Area environmental educators have recently focused on improving access to outdoor learning after realizing "it wasn't being equitably distributed across the district and across grade levels," Mollie Parsons, the former director of education and interpretation at Santa Fe Botanical Garden, tells SFR. Parsons collaborated with other advocates to develop a curriculum aligned with state science standards which supports educators teaching in outdoor learning spaces.
Eileen Everett, executive director of Environmental Education of New Mexico, worked to bring these outdoor learning opportunities closer to schools through the organization's multi-year strategy: Every Kid, Every Day, Every Way.

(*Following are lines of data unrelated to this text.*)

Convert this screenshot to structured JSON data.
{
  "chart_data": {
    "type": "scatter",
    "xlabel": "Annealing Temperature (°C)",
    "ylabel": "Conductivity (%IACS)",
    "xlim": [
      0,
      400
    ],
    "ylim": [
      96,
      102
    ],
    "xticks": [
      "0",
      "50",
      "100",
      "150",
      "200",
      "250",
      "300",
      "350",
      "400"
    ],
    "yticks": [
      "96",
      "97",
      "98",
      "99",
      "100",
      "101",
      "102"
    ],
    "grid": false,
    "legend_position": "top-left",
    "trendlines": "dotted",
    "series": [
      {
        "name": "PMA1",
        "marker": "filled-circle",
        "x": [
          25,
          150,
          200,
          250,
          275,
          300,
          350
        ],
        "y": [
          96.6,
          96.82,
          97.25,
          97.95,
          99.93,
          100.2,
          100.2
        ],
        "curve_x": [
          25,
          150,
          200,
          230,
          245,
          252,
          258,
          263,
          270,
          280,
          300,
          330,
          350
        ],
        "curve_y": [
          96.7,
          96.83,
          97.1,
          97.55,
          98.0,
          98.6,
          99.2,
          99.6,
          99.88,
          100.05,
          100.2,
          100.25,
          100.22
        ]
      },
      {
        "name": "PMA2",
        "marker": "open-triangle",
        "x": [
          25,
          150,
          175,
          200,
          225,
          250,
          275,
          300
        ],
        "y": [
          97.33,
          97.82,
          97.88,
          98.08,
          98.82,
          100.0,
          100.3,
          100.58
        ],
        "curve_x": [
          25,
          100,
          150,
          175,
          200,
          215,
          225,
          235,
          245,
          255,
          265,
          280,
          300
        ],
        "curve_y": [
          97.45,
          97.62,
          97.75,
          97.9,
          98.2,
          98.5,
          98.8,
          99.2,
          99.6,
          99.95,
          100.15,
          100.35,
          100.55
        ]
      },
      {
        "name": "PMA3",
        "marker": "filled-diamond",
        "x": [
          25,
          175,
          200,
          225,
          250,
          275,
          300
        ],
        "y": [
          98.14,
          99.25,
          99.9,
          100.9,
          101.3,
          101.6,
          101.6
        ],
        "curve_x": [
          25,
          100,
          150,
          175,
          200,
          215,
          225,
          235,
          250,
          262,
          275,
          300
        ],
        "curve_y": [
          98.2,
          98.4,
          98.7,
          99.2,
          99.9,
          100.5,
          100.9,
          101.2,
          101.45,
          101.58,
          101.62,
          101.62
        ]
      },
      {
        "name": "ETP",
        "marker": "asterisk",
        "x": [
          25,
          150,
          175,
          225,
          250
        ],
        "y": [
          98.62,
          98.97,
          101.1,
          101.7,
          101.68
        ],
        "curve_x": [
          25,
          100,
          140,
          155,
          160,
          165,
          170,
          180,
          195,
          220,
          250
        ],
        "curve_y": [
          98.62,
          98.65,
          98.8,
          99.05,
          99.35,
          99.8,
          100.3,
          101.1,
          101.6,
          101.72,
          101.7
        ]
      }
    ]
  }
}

The initiative, beginning in 2018, serves as a framework to support equitable daily access to outdoors learning. Everett, along with 90 groups across the region, drafted the vision to answer the questions, "How do we not create extra burdens but actually maybe lighten the load for teachers and parents and kids and families? How do we invest our time and resources in ways that aren't adding an additional layer on our already over-stressed teachers?"
With over 300 days of sunshine a year, schools in Santa Fe are positioned to make this vision a reality. In her time as an outdoor educator, Everett worked with every school in SFPS and tells SFR, "Schoolyards at Santa Fe public schools really lend themselves beautifully to doing outdoor learning. Several schools across the district have already set up outdoor spaces, even prior to COVID."
The state's acknowledgement of outdoor classrooms is a step in the right direction, but getting schools to act on building appropriate outdoor learning spaces faces other challenges.
"There can be a misunderstanding of what those spaces need to look like," says Randall, "Those of us who have utilized the outdoors for teaching, prior to having a designated outdoor classroom space, we can really inform the discussion and say these can be quite simple and here are the elements that need to happen. They need to have flexible mobile seating, there needs to be some kind of shading or protection from the elements, specifically sun here and wind."
SM 1's passing reflects the momentum built up by environmental educators across the state. Advocates hope this inertia is leading to systemic changes in the educational landscape. Or as Randall puts it, "That's part of what this effort is, to rebuild our positive relationship with nature no matter what age we are."